The web-based integrated Differential Expression and Pathway analysis (iDEP) tool [93] was used to generate a k-Means heatmap of the normalized read count data. GraphPad Prism (GraphPad Software Inc.) was used to generate a volcano plot depicting the differentially expressed EV RNAs. Overrepresentation analyses (ORA) of gene ontology (GO) terms were executed on g:Profiler [94] (version e107_eg54_p17_bf42210) with the Benjamini–Hochberg false discovery rate multiple testing correction method and while applying significance threshold of 0.05. Gene lists included in these analyses were filtered for EV-enrichment [Log2 fold change ≥ 2, Padj ≤ 0.01] or EV-depletion (i.e. cell-enriched) [Log2 fold change ≤ -2, Padj ≤ 0.01]. Svist4get [95] was used to visualize genomic signal tracks of selected EV-enriched genes.

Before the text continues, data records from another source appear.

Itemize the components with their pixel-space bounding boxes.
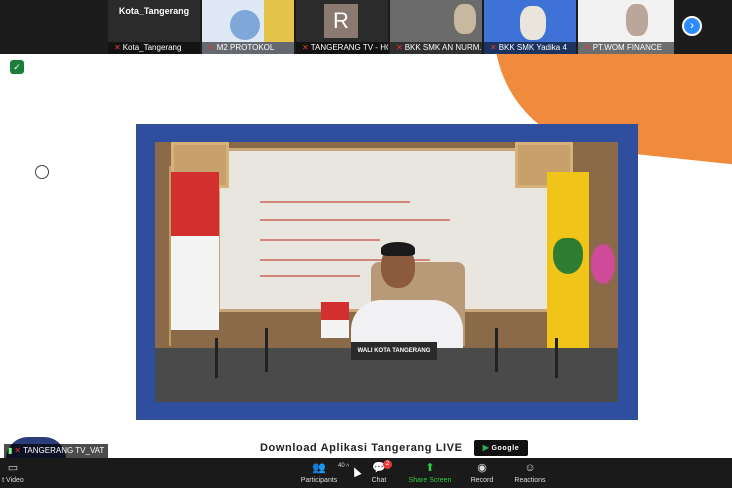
- participant-video: [454, 4, 476, 34]
- microphone-icon: [495, 328, 498, 372]
- participants-button[interactable]: 👥 40 Participants: [292, 458, 346, 488]
- muted-mic-icon: ✕: [14, 446, 22, 455]
- meeting-toolbar: ▭ t Video 👥 40 Participants ^ 💬 2 Chat ⬆…: [0, 458, 732, 488]
- participant-tile[interactable]: Kota_Tangerang ✕ Kota_Tangerang: [108, 0, 200, 54]
- person-hair: [381, 242, 415, 256]
- whiteboard-writing: [260, 219, 450, 221]
- participant-name: ✕ M2 PROTOKOL: [202, 42, 294, 54]
- participant-tile[interactable]: R ✕TANGERANG TV - HO...: [296, 0, 388, 54]
- shared-video: WALI KOTA TANGERANG: [155, 142, 618, 402]
- participant-tile[interactable]: ✕ BKK SMK Yadika 4: [484, 0, 576, 54]
- share-screen-icon: ⬆: [425, 462, 435, 474]
- muted-mic-icon: ✕: [396, 43, 403, 52]
- participant-tile[interactable]: ✕ M2 PROTOKOL: [202, 0, 294, 54]
- participant-name: ✕ BKK SMK Yadika 4: [484, 42, 576, 54]
- reactions-button[interactable]: ☺ Reactions: [510, 458, 550, 488]
- participant-name: ✕ BKK SMK AN NURM...: [390, 42, 482, 54]
- flag-white: [171, 236, 219, 330]
- muted-mic-icon: ✕: [584, 43, 591, 52]
- participant-tile[interactable]: ✕ BKK SMK AN NURM...: [390, 0, 482, 54]
- muted-mic-icon: ✕: [208, 43, 215, 52]
- desk-flag: [321, 302, 349, 320]
- whiteboard-writing: [260, 239, 380, 241]
- microphone-icon: [555, 338, 558, 378]
- video-icon: ▭: [7, 462, 19, 474]
- signal-icon: ▮: [8, 446, 13, 455]
- emblem-icon: [553, 238, 583, 274]
- muted-mic-icon: ✕: [302, 43, 309, 52]
- shield-icon[interactable]: ✓: [10, 60, 24, 74]
- participant-tile[interactable]: ✕ PT.WOM FINANCE: [578, 0, 674, 54]
- desk-flag: [321, 320, 349, 338]
- chevron-right-icon[interactable]: ›: [682, 16, 702, 36]
- participant-name: ✕ PT.WOM FINANCE: [578, 42, 674, 54]
- microphone-icon: [215, 338, 218, 378]
- flowers: [591, 244, 615, 284]
- chat-badge: 2: [383, 460, 392, 469]
- download-text: Download Aplikasi Tangerang LIVE: [260, 442, 463, 454]
- whiteboard-writing: [260, 275, 360, 277]
- participant-strip: Kota_Tangerang ✕ Kota_Tangerang ✕ M2 PROTO…: [0, 0, 732, 54]
- whiteboard-writing: [260, 201, 410, 203]
- cursor-icon: [35, 165, 49, 179]
- share-screen-button[interactable]: ⬆ Share Screen: [404, 458, 456, 488]
- self-view-label: ▮ ✕ TANGERANG TV_VAT: [4, 444, 109, 458]
- participant-video: [520, 6, 546, 40]
- reactions-icon: ☺: [524, 462, 536, 474]
- muted-mic-icon: ✕: [490, 43, 497, 52]
- google-play-badge: ▶Google Play: [474, 440, 528, 456]
- participant-background: [264, 0, 294, 42]
- nameplate: WALI KOTA TANGERANG: [351, 342, 437, 360]
- participant-name: ✕TANGERANG TV - HO...: [296, 42, 388, 54]
- play-store-icon: ▶: [482, 443, 490, 452]
- chat-button[interactable]: 💬 2 Chat: [364, 458, 394, 488]
- download-banner: Download Aplikasi Tangerang LIVE ▶ Google…: [0, 440, 732, 458]
- chevron-up-icon[interactable]: ^: [346, 464, 349, 471]
- participants-count: 40: [338, 463, 345, 469]
- avatar: R: [324, 4, 358, 38]
- participant-name: ✕ Kota_Tangerang: [108, 42, 200, 54]
- participant-name-large: Kota_Tangerang: [118, 6, 190, 16]
- microphone-icon: [265, 328, 268, 372]
- participant-video: [626, 4, 648, 36]
- muted-mic-icon: ✕: [114, 43, 121, 52]
- record-button[interactable]: ◉ Record: [466, 458, 498, 488]
- shared-screen: ✓ WALI KOTA TANGERANG Download Aplikasi …: [0, 54, 732, 458]
- record-icon: ◉: [477, 462, 487, 474]
- participant-video: [230, 10, 260, 40]
- video-button[interactable]: ▭ t Video: [0, 458, 26, 488]
- flag-red: [171, 172, 219, 236]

Sequence length statistics were computed using the BamSlam script (https://github.com/josiegleeson/BamSlam) [48], requesting to re-run mapping steps with specific parameters for minimap2 with the options -ax map_ont –sam_hit_only. For representation purposes, BAM files were then sorted and indexed with SAMtools before merging by condition (cells and EV). Read coverage scores > 95% of the annotated transcript was considered as full-length. Differential splicing and isoform analyses were conducted by using the Full-Length Alternative Isoform Analysis of RNA (FLAIR) tool [49]. FLAIR modules align, correct and collapse were successively used for mapping FASTQ files to GENCODE v41, identifying splice junctions. Next, isoform quantifications were made with the quantify module, and the output count matrix was used to plot isoform structures and the percent usage of each isoform in each sample for a given gene. Finally, predictProductivity was utilized to predict isoform productivity with output definitions as PRO (productive), PTC (premature termination codon), NGO (no start codon), or NST (has start codon but no stop codon).